Subtle Ink

Sep. 22, 2012-Oct. 21, 2012


Li Jin, Li Huayi

 

Text/ Lucien Y. Tso

“Subtle Ink – An Associated Exhibition of Contemporary Ink Painting by Li Jin and Li Huayi” is the first exhibition at Gallery 100 which the attention is paid for contemporary ink-brush works. Since Han (202 BC – 220 AD) and Tang Dynasty (618 – 907 AD), the art of Chinese brush painting has carried on the response from the intellectuality to the historical orthodoxy and the projection to inner cultivation as well as been responsible for the social moral defense under the Confucian philosophy in the floating lines in depiction of human figures or natural scenes.
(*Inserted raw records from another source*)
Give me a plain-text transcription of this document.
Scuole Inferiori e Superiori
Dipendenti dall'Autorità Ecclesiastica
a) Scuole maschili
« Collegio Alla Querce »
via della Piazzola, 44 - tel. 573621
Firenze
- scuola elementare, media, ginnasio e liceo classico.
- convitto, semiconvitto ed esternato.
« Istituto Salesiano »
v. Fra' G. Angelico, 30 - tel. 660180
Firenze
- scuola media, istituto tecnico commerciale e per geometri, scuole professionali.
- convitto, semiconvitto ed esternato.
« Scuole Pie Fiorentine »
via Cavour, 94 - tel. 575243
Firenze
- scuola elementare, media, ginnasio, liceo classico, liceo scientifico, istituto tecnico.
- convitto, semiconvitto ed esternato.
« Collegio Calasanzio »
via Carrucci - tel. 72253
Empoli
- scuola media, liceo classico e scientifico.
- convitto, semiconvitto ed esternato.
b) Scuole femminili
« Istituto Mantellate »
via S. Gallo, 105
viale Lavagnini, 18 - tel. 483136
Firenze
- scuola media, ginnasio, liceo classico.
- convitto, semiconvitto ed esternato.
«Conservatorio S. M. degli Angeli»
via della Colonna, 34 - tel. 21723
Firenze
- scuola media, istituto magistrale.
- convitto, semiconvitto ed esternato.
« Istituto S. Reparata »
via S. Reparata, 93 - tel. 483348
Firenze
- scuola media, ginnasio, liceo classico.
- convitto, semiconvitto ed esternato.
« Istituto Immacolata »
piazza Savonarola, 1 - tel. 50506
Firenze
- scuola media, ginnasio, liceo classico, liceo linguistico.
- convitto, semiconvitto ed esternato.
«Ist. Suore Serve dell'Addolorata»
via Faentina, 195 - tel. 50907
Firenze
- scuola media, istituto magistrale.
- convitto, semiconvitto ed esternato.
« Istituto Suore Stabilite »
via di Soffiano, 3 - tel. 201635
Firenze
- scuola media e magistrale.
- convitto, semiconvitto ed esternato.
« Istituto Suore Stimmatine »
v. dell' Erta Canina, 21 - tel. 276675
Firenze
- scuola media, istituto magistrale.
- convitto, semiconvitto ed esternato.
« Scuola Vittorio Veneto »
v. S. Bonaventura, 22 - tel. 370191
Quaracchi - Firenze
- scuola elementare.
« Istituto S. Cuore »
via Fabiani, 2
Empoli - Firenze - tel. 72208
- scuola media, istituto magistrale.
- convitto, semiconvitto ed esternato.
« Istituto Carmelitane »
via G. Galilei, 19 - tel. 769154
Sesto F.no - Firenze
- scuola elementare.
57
After Sung (960-1279 AD), Yuan (1271-1368 AD) and Ming Dynasty (1368-1644 AD), the development of literati painting reached maturity, in which the delight of Zen as being there presented in the composition is such great expression of personality and sentiment cultivation rather than reality. It is then commonly regarded as a sophisticated art among social elites. Nevertheless, the complex relation of literati painting with literature, history, philosophy and politics makes it difficult to become an independent category to be updated with times. In this exhibition, Li Jin and Li Huayi and their different painterly languages would show the two artists’ contemporary understanding on this traditional medium. Jin Li breaks away from academic techniques and randomly captures fragments in daily life in his bold depiction on figures and subject matters is between abstractive and figurative. A humorous vision to life generates a hyper-real delight absolutely close to human nature, which brings the remote and aerial literati vision in traditional ink-brush paintings back to the linguistic space of mundane reality world where appetite and lust are only natural. The molding presentation of landscape painting by Li Huayi simultaneously possesses the reforming inheritance of cracked brushstroke in North Sung Dynasty (960-1127 AD) and an understanding of lighting and space in Western visual arts. In his compositions, an aged unyielding pine tree standing on contrast to the tall erect cliff and the dense thick clouds permeate unique fantasy and subtle quality. It shows the influence of Expressionism and Deconstructionism onto the modesty of Eastern paintings. Through the two artists’ personal expression on paintings, it aims to present the meaning and value of Chinese ink with a contemporary spirit.